AGREEMENTS; REFORMATION — When a court analyzes whether an agreement should be reformed because of a mutual mistake, it looks to the understanding of the contracting parties at the time the contract was formed and not to the understanding of non-contracting, but otherwise interested, parties.

An insurance company provided coverage to an aviation management company. It also provided coverage to some of the management group’s clients, but only if the management company managed the client’s aircraft and aircraft usage. The insurance policies, negotiated by the insurance carrier and the management company, contained endorsements extending coverage to non-owned aircraft as long as they were operated by, or used at, the direction of the management company. The policy endorsements were later revised. Instead of listing the name of the management company, the phrase “Named Insured” was inserted. The new provision now provided for coverage for non-owned aircraft operated or used at the discretion of the “Named Insured.” The insurance company and management company claimed that they did not intend to extend insurance coverage to third-parties using non-owned aircraft if there was no management company’s involvement with the aircraft.

In 2008, one of the company’s clients rented a plane to travel to a work-related function.

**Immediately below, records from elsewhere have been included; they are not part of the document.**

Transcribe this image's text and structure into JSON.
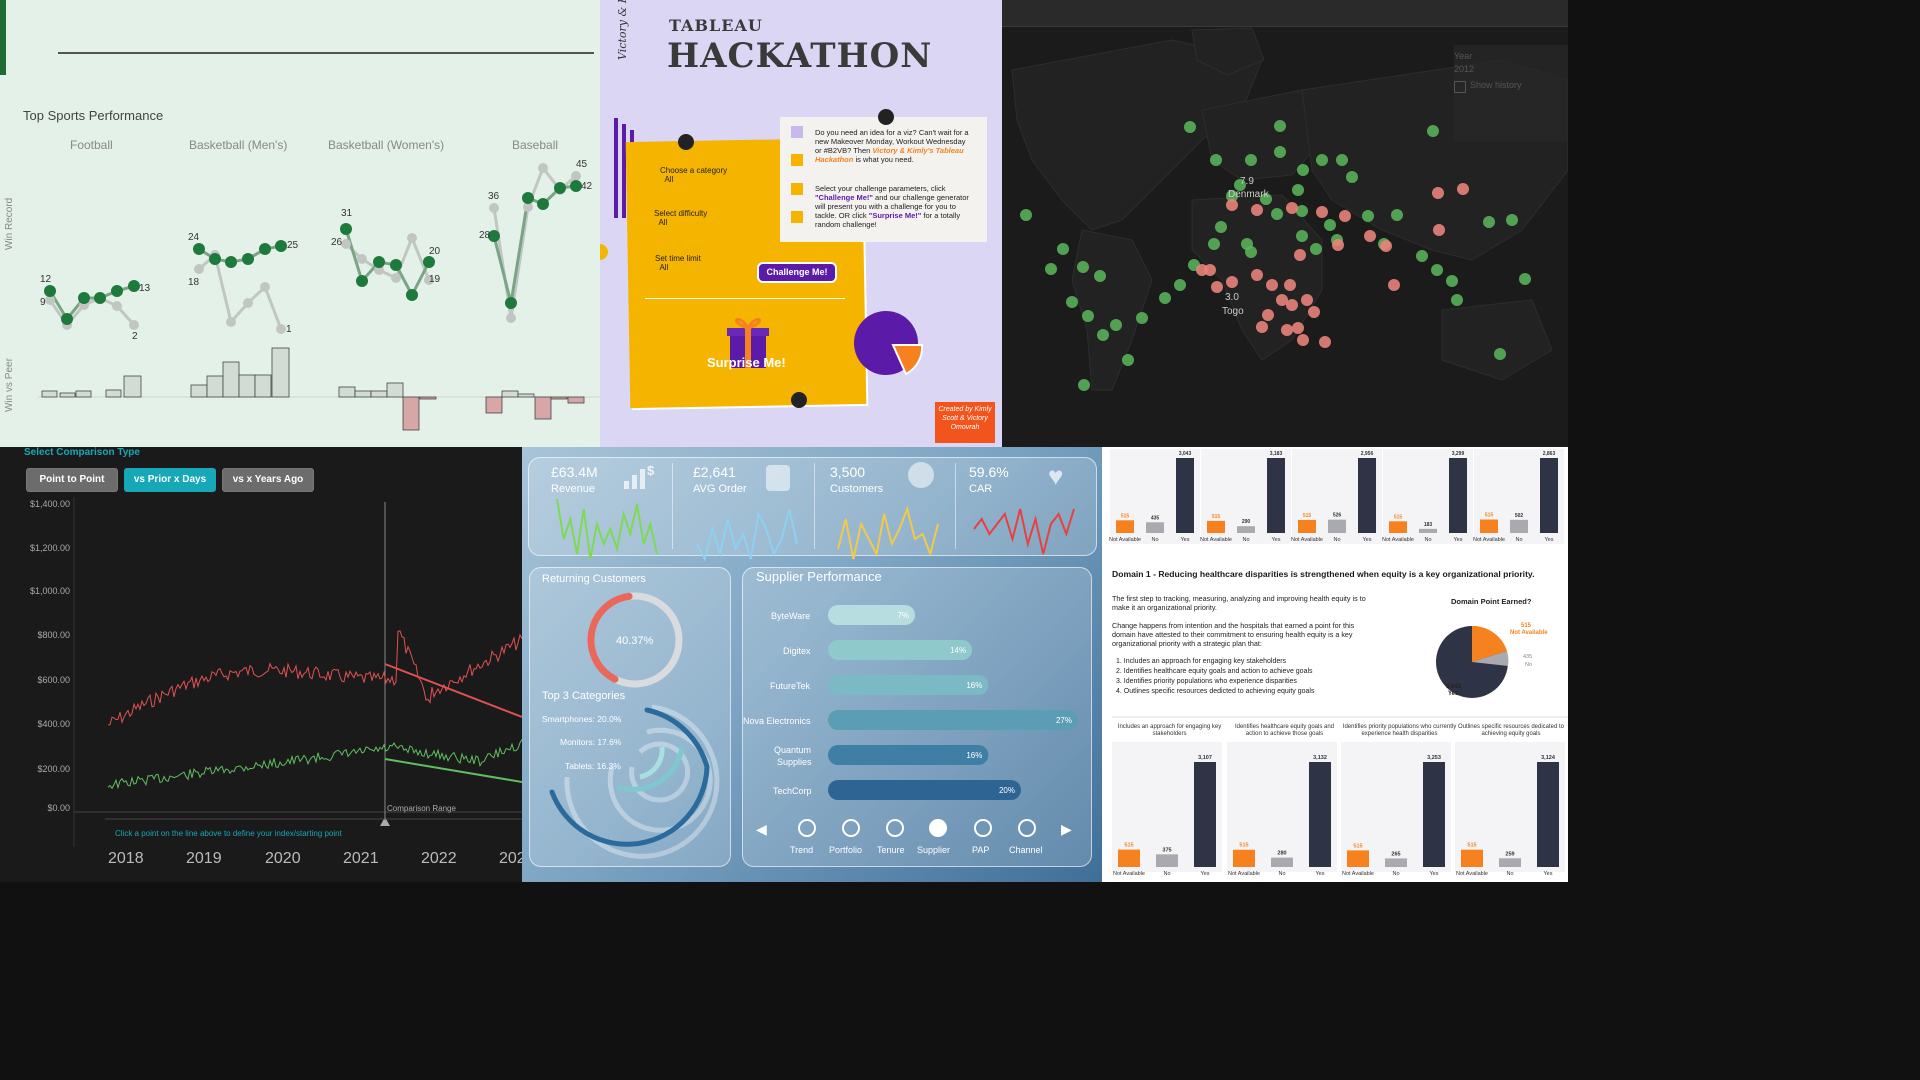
{
  "sports": {
    "title": "Top Sports Performance",
    "columns": [
      "Football",
      "Basketball (Men's)",
      "Basketball (Women's)",
      "Baseball"
    ],
    "axis_win_record": "Win Record",
    "axis_win_vs_peer": "Win vs Peer",
    "football_labels": [
      "12",
      "9",
      "13",
      "2"
    ],
    "mbb_labels": [
      "24",
      "18",
      "25",
      "1"
    ],
    "wbb_labels": [
      "31",
      "26",
      "20",
      "19"
    ],
    "base_labels": [
      "36",
      "28",
      "45",
      "42"
    ],
    "colors": {
      "green": "#1e7a3c",
      "gray": "#c2c6c3"
    }
  },
  "hackathon": {
    "script_title": "Victory & Kimly's",
    "brand": "TABLEAU",
    "title": "HACKATHON",
    "para1": "Do you need an idea for a viz? Can't wait for a new Makeover Monday, Workout Wednesday or #B2VB? Then",
    "para1_em": "Victory & Kimly's Tableau Hackathon",
    "para1_end": "is what you need.",
    "para2a": "Select your challenge parameters, click",
    "para2_em1": "\"Challenge Me!\"",
    "para2b": "and our challenge generator will present you with a challenge for you to tackle. OR click",
    "para2_em2": "\"Surprise Me!\"",
    "para2c": "for a totally random challenge!",
    "choose_category": "Choose a category",
    "choose_category_value": "All",
    "select_difficulty": "Select difficulty",
    "select_difficulty_value": "All",
    "set_time": "Set time limit",
    "set_time_value": "All",
    "challenge_button": "Challenge Me!",
    "surprise_button": "Surprise Me!",
    "credit": "Created by Kimly Scott & Victory Omovrah"
  },
  "map": {
    "year_label": "Year",
    "year_value": "2012",
    "show_history": "Show history",
    "high_value": "7.9",
    "high_country": "Denmark",
    "low_value": "3.0",
    "low_country": "Togo"
  },
  "comparison": {
    "title": "Select Comparison Type",
    "buttons": [
      "Point to Point",
      "vs Prior x Days",
      "vs x Years Ago"
    ],
    "y_ticks": [
      "$1,400.00",
      "$1,200.00",
      "$1,000.00",
      "$800.00",
      "$600.00",
      "$400.00",
      "$200.00",
      "$0.00"
    ],
    "x_ticks": [
      "2018",
      "2019",
      "2020",
      "2021",
      "2022",
      "202"
    ],
    "range_label": "Comparison Range",
    "hint": "Click a point on the line above to define your index/starting point",
    "colors": {
      "active": "#17a8b8",
      "red": "#e05252",
      "green": "#5fbf5f"
    }
  },
  "kpi": {
    "cards": [
      {
        "value": "£63.4M",
        "label": "Revenue"
      },
      {
        "value": "£2,641",
        "label": "AVG Order"
      },
      {
        "value": "3,500",
        "label": "Customers"
      },
      {
        "value": "59.6%",
        "label": "CAR"
      }
    ],
    "returning_title": "Returning Customers",
    "returning_value": "40.37%",
    "top3_title": "Top 3 Categories",
    "top3": [
      "Smartphones: 20.0%",
      "Monitors: 17.6%",
      "Tablets: 16.3%"
    ],
    "supplier_title": "Supplier Performance",
    "suppliers": [
      {
        "name": "ByteWare",
        "pct": "7%"
      },
      {
        "name": "Digitex",
        "pct": "14%"
      },
      {
        "name": "FutureTek",
        "pct": "16%"
      },
      {
        "name": "Nova Electronics",
        "pct": "27%"
      },
      {
        "name": "Quantum",
        "name2": "Supplies",
        "pct": "16%"
      },
      {
        "name": "TechCorp",
        "pct": "20%"
      }
    ],
    "nav": [
      "Trend",
      "Portfolio",
      "Tenure",
      "Supplier",
      "PAP",
      "Channel"
    ]
  },
  "health": {
    "top_charts": [
      {
        "values": [
          "515",
          "435",
          "3,043"
        ]
      },
      {
        "values": [
          "515",
          "290",
          "3,183"
        ]
      },
      {
        "values": [
          "515",
          "526",
          "2,956"
        ]
      },
      {
        "values": [
          "515",
          "183",
          "3,299"
        ]
      },
      {
        "values": [
          "515",
          "502",
          "2,863"
        ]
      }
    ],
    "cat_labels": [
      "Not Available",
      "No",
      "Yes"
    ],
    "domain_title": "Domain 1 - Reducing healthcare disparities is strengthened when equity is a key organizational priority.",
    "para1": "The first step to tracking, measuring, analyzing and improving health equity is to make it an organizational priority.",
    "para2": "Change happens from intention and the hospitals that earned a point for this domain have attested to their commitment to ensuring health equity is a key organizational priority with a strategic plan that:",
    "list": [
      "1. Includes an approach for engaging key stakeholders",
      "2. Identifies healthcare equity goals and action to achieve goals",
      "3. Identifies priority populations who experience disparities",
      "4. Outlines specific resources dedicted  to achieving equity goals"
    ],
    "pie_title": "Domain Point Earned?",
    "pie_labels": {
      "na": "515",
      "na_label": "Not Available",
      "no": "435",
      "no_label": "No",
      "yes": "3,043",
      "yes_label": "Yes"
    },
    "bottom_titles": [
      "Includes an approach for engaging key stakeholders",
      "Identifies healthcare equity goals and action to achieve those goals",
      "Identifies priority populations who currently experience health disparities",
      "Outlines specific resources dedicated to achieving equity goals"
    ],
    "bottom_charts": [
      {
        "values": [
          "515",
          "375",
          "3,107"
        ]
      },
      {
        "values": [
          "515",
          "280",
          "3,132"
        ]
      },
      {
        "values": [
          "515",
          "265",
          "3,253"
        ]
      },
      {
        "values": [
          "515",
          "259",
          "3,124"
        ]
      }
    ],
    "colors": {
      "orange": "#f5821f",
      "gray": "#a9a9b0",
      "navy": "#2e3445"
    }
  }
}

The management company had no involvement. The pilot crashed into a house, killing five people. Various parties sued the client for damages, and the client claimed coverage under the insurance policy. The insurance company filed suit seeking a declaratory judgment that its insurance policy with the management company did not cover claims arising out of the plane crash. It argued that the policy, as written, did not provide such coverage, and if it did, then it should be reformed to exclude such coverage since the parties never intended to extend coverage to third-parties using non-owned aircraft that were not operated without the management company’s involvement. The lower court granted the client’s motion for summary judgment, holding that the client was entitled to coverage under the policy. It held that the policy was clear on its face and that the client was entitled to insurance coverage as a matter of law. It refused to reform the contract, finding that since the client was not involved in negotiating the policy, there could be no mutual mistake, a requirement to reform a contract. It determined that the insurance company’s mistake was unilateral, and therefore reformation was not appropriate.

The insurance company appealed, and the United States Court of Appeals reversed. It noted that mutual mistake is evaluated by determining the understanding of the parties to the contract at the time the contract was formed. The understanding of non-contracting parties at the time of the execution of the contract is not relevant. The Court found that, under New Jersey law, a contract may be reformed based on mutual mistake of the parties even when it is to the disadvantage of a third-party, in this case, the client. Here, it found that the insurance company and management company were the only parties who negotiated the insurance policy in question and therefore their intent was dispositive. Both agreed that when the language in the policy was changed to say “Named Insured,” the intent was to limit coverage and not to extend it to third-parties using non-owned aircraft without the management company’s involvement. However, the Court remanded the issue back to the lower court to determine if, under these circumstances, reformation would be inequitable due to negligence or because the remedy was being sought after an accident had occurred.